Thousands of people on middle incomes risk paying higher taxes after the government introduces sweeping changes to the pension system next year.
The new rules, set out in a government consultation paper this week, target middle income and high earners in final salary pension schemes.
The changes are also expected to hasten the closure of final salary schemes. Only one in 10 was still open to new members at the end of 2009, according to research by Aon Consulting.
Under the proposals from next April, workers’ pension plans will be subject to a far lower annual cap on contributions of between £30,000 and £45,000, down from the current £255,000.
The new threshold could affect anyone in a final salary scheme who gets a pay rise and has their pension benefits recalculated.

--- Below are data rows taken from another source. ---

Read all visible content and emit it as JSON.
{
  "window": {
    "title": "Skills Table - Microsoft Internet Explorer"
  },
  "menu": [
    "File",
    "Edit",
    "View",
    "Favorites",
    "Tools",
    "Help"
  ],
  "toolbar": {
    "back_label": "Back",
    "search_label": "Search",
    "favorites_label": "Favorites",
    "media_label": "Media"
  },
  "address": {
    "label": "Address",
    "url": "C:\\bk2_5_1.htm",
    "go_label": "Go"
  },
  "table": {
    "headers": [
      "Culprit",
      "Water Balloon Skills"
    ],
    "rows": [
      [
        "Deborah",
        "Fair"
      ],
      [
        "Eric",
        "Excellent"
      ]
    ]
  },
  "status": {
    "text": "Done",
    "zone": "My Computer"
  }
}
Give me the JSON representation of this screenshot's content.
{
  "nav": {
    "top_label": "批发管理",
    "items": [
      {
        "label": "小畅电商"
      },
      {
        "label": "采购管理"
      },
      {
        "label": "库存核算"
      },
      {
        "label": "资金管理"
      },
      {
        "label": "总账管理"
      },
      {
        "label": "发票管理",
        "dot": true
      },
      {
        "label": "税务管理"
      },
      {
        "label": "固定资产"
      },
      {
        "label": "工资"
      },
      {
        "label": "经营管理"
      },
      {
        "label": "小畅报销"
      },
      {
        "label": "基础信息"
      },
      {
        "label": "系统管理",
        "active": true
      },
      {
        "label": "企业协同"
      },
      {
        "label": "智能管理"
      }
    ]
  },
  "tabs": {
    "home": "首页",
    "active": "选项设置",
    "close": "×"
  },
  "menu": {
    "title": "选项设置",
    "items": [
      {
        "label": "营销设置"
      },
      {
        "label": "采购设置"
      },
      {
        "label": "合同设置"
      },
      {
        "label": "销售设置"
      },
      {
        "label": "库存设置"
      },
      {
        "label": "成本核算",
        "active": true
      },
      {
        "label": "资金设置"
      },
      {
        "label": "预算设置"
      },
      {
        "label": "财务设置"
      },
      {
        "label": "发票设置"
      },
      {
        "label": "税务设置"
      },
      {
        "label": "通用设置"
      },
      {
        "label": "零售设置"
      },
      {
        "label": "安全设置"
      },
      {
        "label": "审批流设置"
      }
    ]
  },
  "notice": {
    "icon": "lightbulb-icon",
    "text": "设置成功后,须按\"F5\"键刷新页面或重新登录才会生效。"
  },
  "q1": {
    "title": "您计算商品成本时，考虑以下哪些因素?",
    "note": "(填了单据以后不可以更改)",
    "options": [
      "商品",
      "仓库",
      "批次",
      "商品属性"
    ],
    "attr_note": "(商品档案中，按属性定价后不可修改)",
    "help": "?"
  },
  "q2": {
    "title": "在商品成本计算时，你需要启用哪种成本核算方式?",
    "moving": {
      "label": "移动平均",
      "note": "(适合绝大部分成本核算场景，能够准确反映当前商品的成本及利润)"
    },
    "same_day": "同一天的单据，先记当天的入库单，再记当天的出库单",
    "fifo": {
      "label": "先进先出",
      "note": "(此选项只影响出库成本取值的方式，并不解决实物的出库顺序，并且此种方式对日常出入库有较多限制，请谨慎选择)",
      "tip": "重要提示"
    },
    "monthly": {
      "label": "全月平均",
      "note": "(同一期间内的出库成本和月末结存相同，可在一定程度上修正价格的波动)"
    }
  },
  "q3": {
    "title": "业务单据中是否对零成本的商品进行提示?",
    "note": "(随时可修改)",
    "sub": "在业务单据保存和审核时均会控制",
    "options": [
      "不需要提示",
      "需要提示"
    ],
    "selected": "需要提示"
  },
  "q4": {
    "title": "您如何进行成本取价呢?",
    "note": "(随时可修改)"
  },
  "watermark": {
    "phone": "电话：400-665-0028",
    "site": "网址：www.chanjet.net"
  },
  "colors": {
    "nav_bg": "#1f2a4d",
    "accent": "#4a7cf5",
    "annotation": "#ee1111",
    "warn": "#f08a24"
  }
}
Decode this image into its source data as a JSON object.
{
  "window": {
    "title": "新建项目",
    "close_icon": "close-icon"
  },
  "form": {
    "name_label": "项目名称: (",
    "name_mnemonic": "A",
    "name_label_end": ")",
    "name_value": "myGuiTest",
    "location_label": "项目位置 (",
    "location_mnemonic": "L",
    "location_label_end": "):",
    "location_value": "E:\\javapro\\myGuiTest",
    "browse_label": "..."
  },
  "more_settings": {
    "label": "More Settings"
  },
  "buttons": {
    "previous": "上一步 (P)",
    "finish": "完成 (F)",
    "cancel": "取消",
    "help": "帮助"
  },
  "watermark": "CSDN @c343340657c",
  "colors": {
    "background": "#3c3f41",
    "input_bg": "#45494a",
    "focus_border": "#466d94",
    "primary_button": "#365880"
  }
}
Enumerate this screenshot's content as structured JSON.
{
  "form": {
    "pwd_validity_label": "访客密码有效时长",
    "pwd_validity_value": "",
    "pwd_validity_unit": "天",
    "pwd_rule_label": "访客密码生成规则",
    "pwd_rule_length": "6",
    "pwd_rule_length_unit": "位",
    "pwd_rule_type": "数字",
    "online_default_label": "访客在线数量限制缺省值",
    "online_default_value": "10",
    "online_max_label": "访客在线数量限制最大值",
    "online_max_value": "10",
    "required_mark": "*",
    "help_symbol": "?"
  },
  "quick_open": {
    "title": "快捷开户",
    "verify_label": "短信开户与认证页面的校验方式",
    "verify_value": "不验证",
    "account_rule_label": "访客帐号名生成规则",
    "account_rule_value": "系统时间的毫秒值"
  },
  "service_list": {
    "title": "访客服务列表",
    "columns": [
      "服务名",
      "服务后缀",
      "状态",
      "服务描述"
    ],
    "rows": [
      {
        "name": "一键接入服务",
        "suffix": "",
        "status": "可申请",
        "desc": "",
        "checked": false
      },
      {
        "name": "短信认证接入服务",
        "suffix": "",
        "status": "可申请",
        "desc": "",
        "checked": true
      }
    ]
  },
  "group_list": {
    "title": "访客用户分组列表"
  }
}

If the benefits go above the new annual limit, they will have to pay income tax on the excess value.
Older workers whose increased time in their company pension scheme are reflected in their benefits are particularly at risk.
The government admitted that “spikes” in the value of pension benefits could tip basic rate taxpayers above the new limits, adding that the subject was open for consultation.
The measures replace the previous government’s pension reform proposals, which were targeted at high earners on more than £130,000. Consultants warned that under the new rules, people on salaries of £60,000 or even lower could be hit with the extra tax charge.
“It will affect many more people on middle incomes,” warned Andrew Cawley at KPMG. “They’re spreading it over a much bigger group of people.”